|Budget Amount *help
¥3,200,000 (Direct Cost : ¥3,200,000)
Fiscal Year 1998 : ¥500,000 (Direct Cost : ¥500,000)
Fiscal Year 1997 : ¥2,700,000 (Direct Cost : ¥2,700,000)
One of the striking events during the process of the terminal differentiation in stratified squamous epithelia such as the epidermis is the formation of a 15-nm-thick layer of protein on the inner surface of the cell periphery, termed the cornified cell envelope (CCE). The CCE is now known to be assembled by the accumulation of several distinct proteins, including involucrin, cystatin a (previously known as keratolinin), several small proline-rich proteins (SPRPs), trichohyalin, loricrin, and possibly filaggrin and keratin intermediate filaments. Among these molecules, loricrin is one of the major precursor proteins of CCE.The enzyme transglutaminase 3 (TGase 3) is a member of the transglutaminase family, which includes the coagulation factor XIIIa, the erythrocyte protein band 4.2, transglutaminase 1 and transglutaminase 2. TGase 1 was originally described as membrane-associated keratinocyte transglutaminase but is now known to be widely expressed in epithelial and in some nonepithelial tissues.
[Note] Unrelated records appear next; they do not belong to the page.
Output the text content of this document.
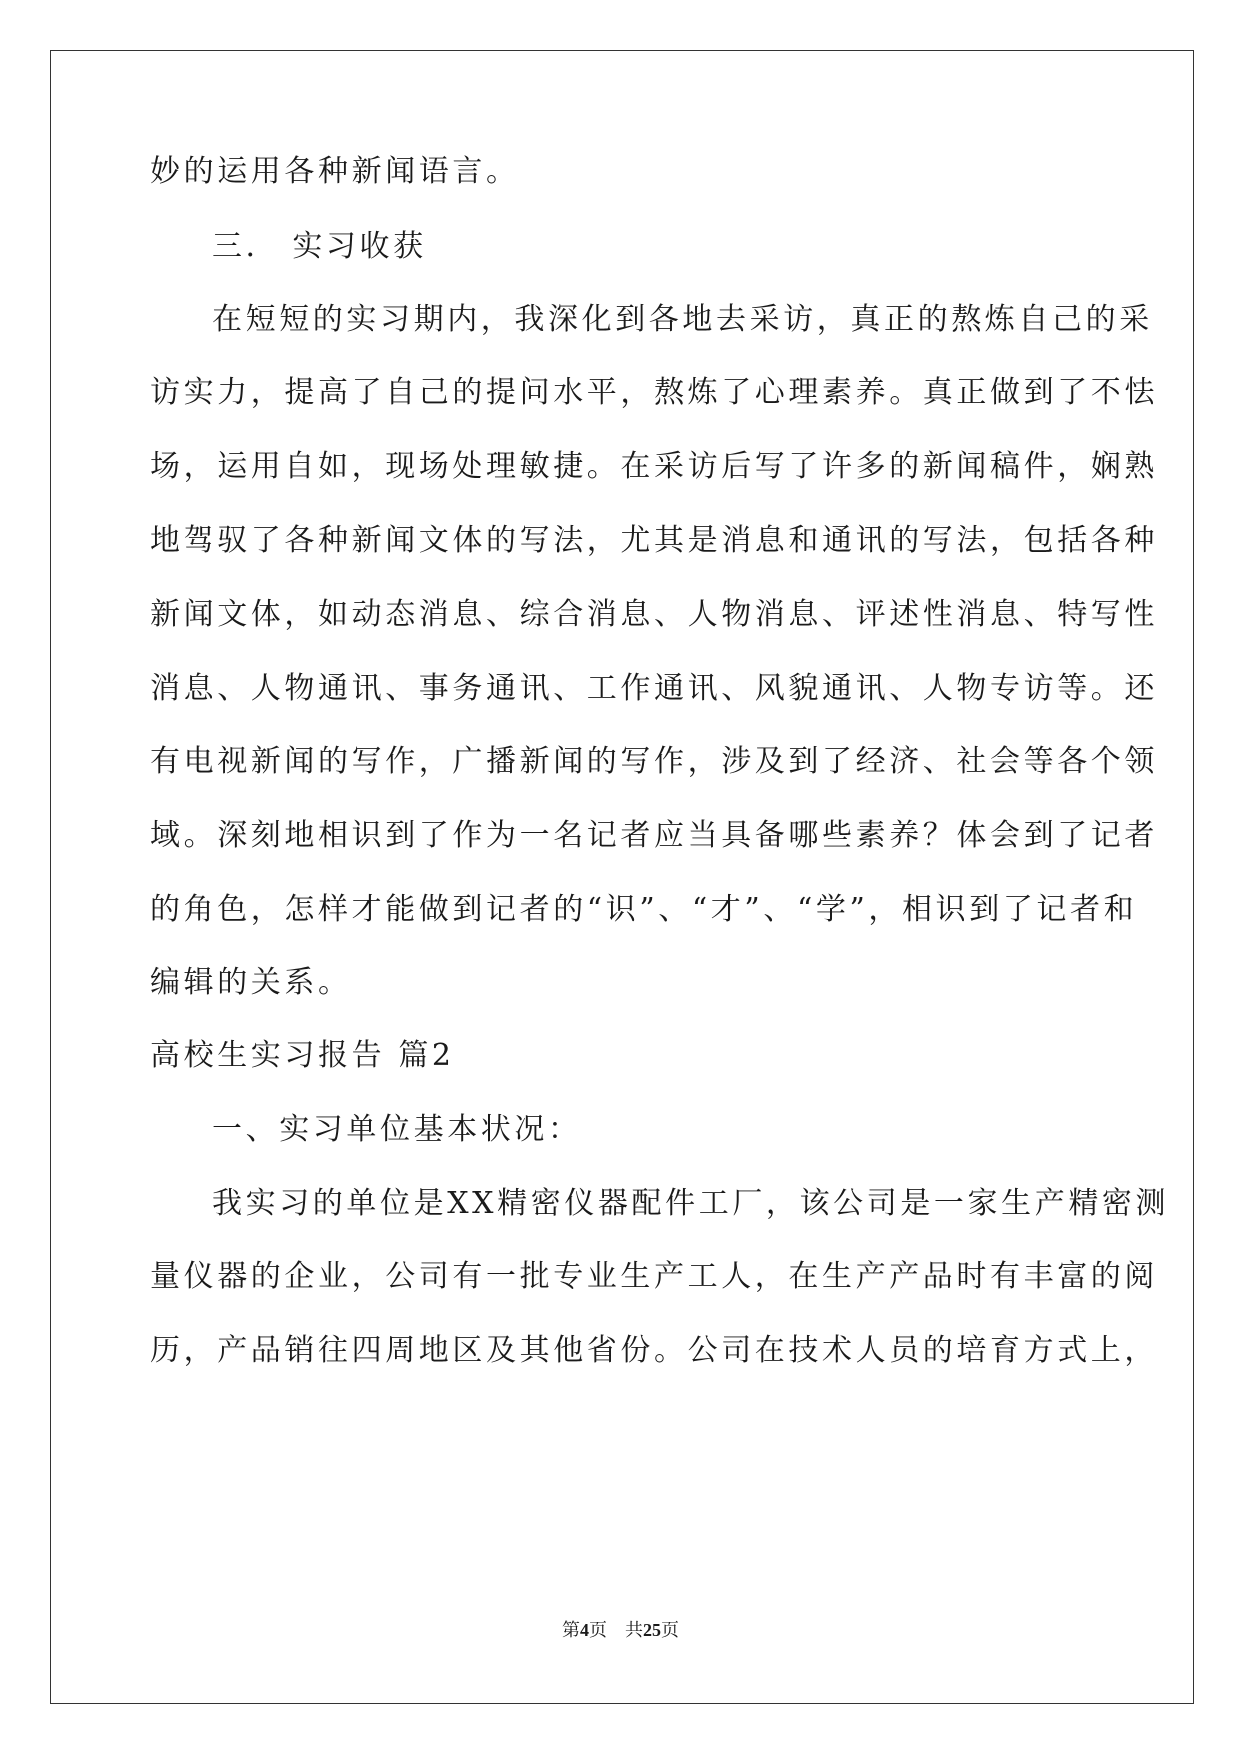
妙的运用各种新闻语言。
三． 实习收获
在短短的实习期内，我深化到各地去采访，真正的熬炼自己的采
访实力，提高了自己的提问水平，熬炼了心理素养。真正做到了不怯
场，运用自如，现场处理敏捷。在采访后写了许多的新闻稿件，娴熟
地驾驭了各种新闻文体的写法，尤其是消息和通讯的写法，包括各种
新闻文体，如动态消息、综合消息、人物消息、评述性消息、特写性
消息、人物通讯、事务通讯、工作通讯、风貌通讯、人物专访等。还
有电视新闻的写作，广播新闻的写作，涉及到了经济、社会等各个领
域。深刻地相识到了作为一名记者应当具备哪些素养？体会到了记者
的角色，怎样才能做到记者的“识”、“才”、“学”，相识到了记者和
编辑的关系。
高校生实习报告 篇2
一、实习单位基本状况：
我实习的单位是XX精密仪器配件工厂，该公司是一家生产精密测
量仪器的企业，公司有一批专业生产工人，在生产产品时有丰富的阅
历，产品销往四周地区及其他省份。公司在技术人员的培育方式上，
第4页 共25页
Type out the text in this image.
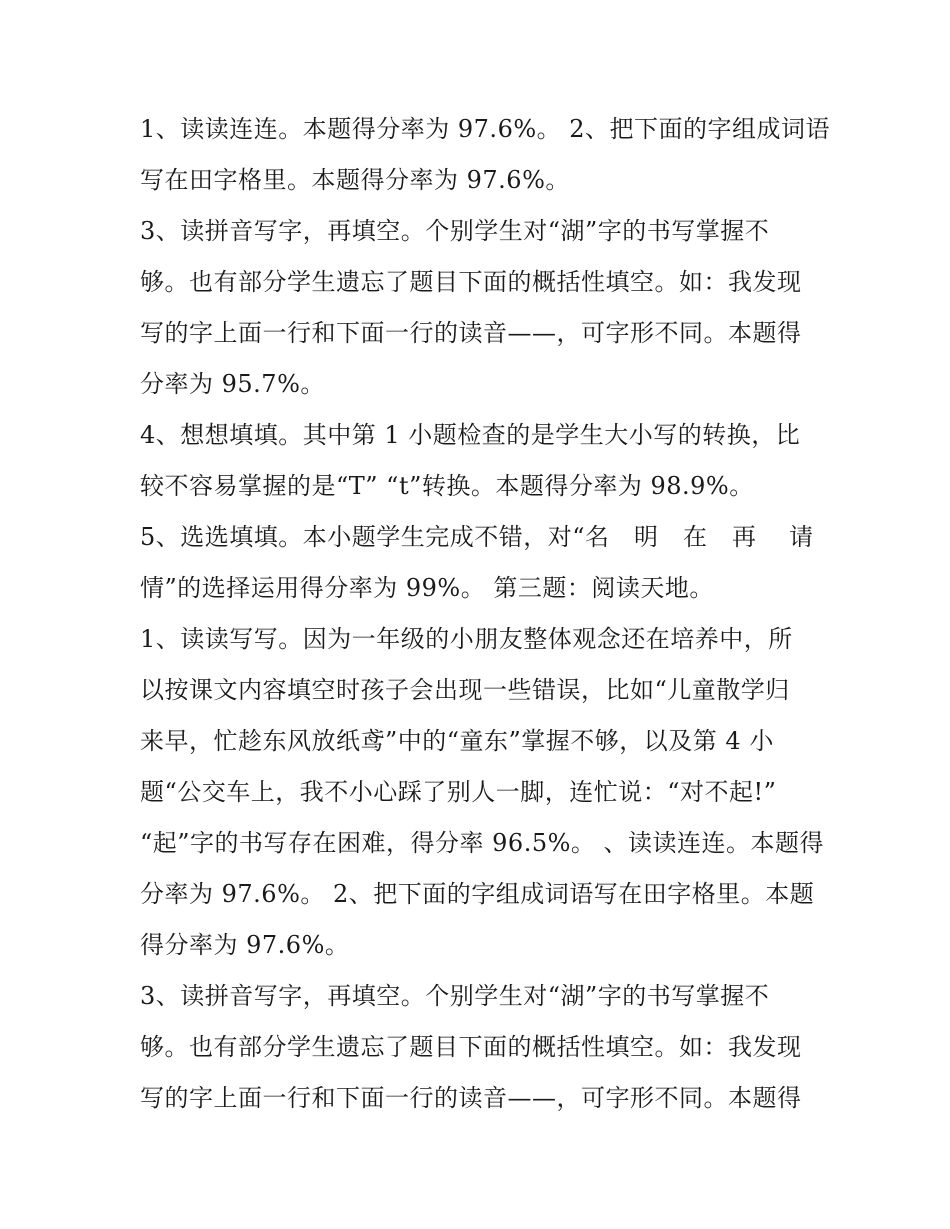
1、读读连连。本题得分率为 97.6%。 2、把下面的字组成词语
写在田字格里。本题得分率为 97.6%。
3、读拼音写字，再填空。个别学生对“湖”字的书写掌握不
够。也有部分学生遗忘了题目下面的概括性填空。如：我发现
写的字上面一行和下面一行的读音——，可字形不同。本题得
分率为 95.7%。
4、想想填填。其中第 1 小题检查的是学生大小写的转换，比
较不容易掌握的是“T” “t”转换。本题得分率为 98.9%。
5、选选填填。本小题学生完成不错，对“名　明　在　再　 请
情”的选择运用得分率为 99%。 第三题：阅读天地。
1、读读写写。因为一年级的小朋友整体观念还在培养中，所
以按课文内容填空时孩子会出现一些错误，比如“儿童散学归
来早，忙趁东风放纸鸢”中的“童东”掌握不够，以及第 4 小
题“公交车上，我不小心踩了别人一脚，连忙说：“对不起!”
“起”字的书写存在困难，得分率 96.5%。 、读读连连。本题得
分率为 97.6%。 2、把下面的字组成词语写在田字格里。本题
得分率为 97.6%。
3、读拼音写字，再填空。个别学生对“湖”字的书写掌握不
够。也有部分学生遗忘了题目下面的概括性填空。如：我发现
写的字上面一行和下面一行的读音——，可字形不同。本题得
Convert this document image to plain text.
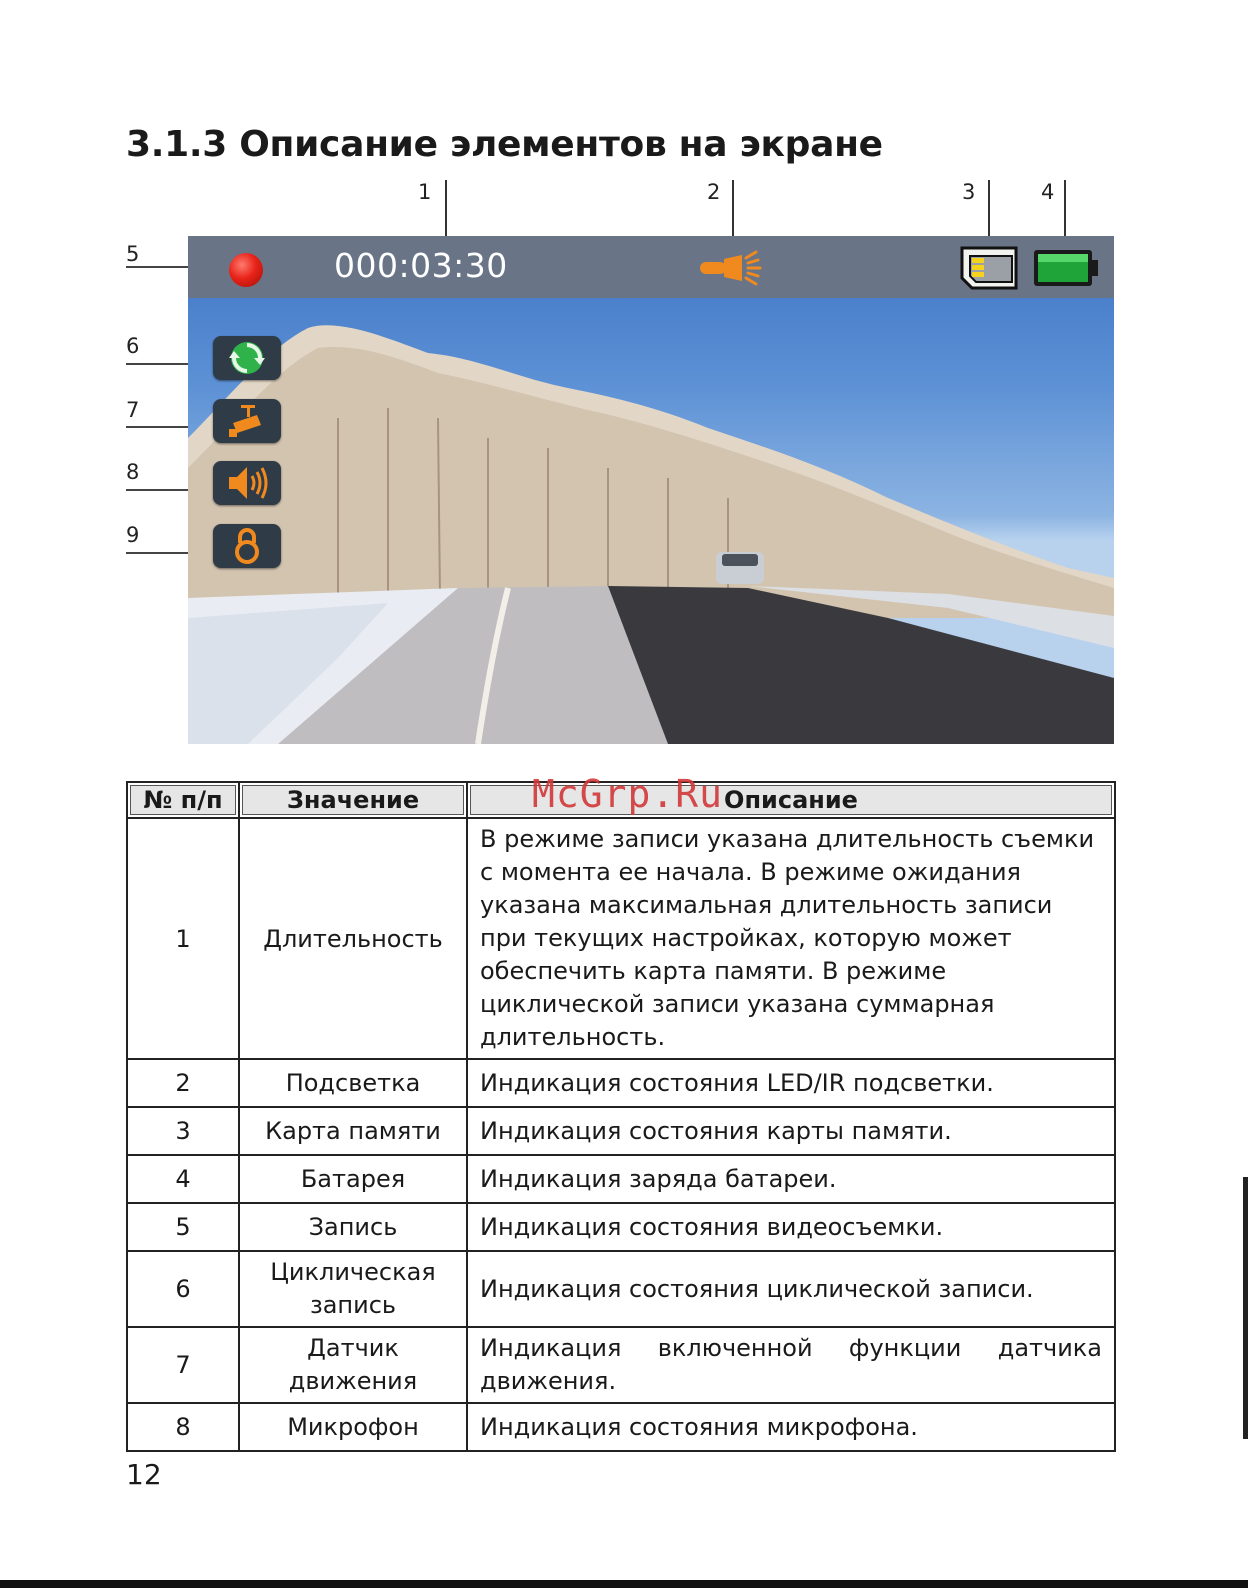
3.1.3 Описание элементов на экране
1	2	3	4
5
6
7
8
9
000:03:30
№ п/п	Значение	Описание
1	Длительность	В режиме записи указана длительность съемки с момента ее начала. В режиме ожидания указана максимальная длительность записи при текущих настройках, которую может обеспечить карта памяти. В режиме циклической записи указана суммарная длительность.
2	Подсветка	Индикация состояния LED/IR подсветки.
3	Карта памяти	Индикация состояния карты памяти.
4	Батарея	Индикация заряда батареи.
5	Запись	Индикация состояния видеосъемки.
6	Циклическая запись	Индикация состояния циклической записи.
7	Датчик движения	Индикация включенной функции датчика движения.

8	Микрофон	Индикация состояния микрофона.
McGrp.Ru
12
TGase 1 and TGase 3 are thought to be important enzymes Involved In the formation and assembly of the comified cell envelope of terminally differentiating epidermis. The precursor proteins of the comified cell envelope (CE) are cross-linked by isodipeptide bonds with TGase 1 and 3. Most of the precursor is loricrin and involucrin, but many other proteins such as cystatin a, elafin, small proline-rich proteins and envoplakin seem to be involved. To explore the function of the enzyme transglutaminase 3 (TGase 3), we made a transgenic mouse which expressed truncated TGase 3 protein.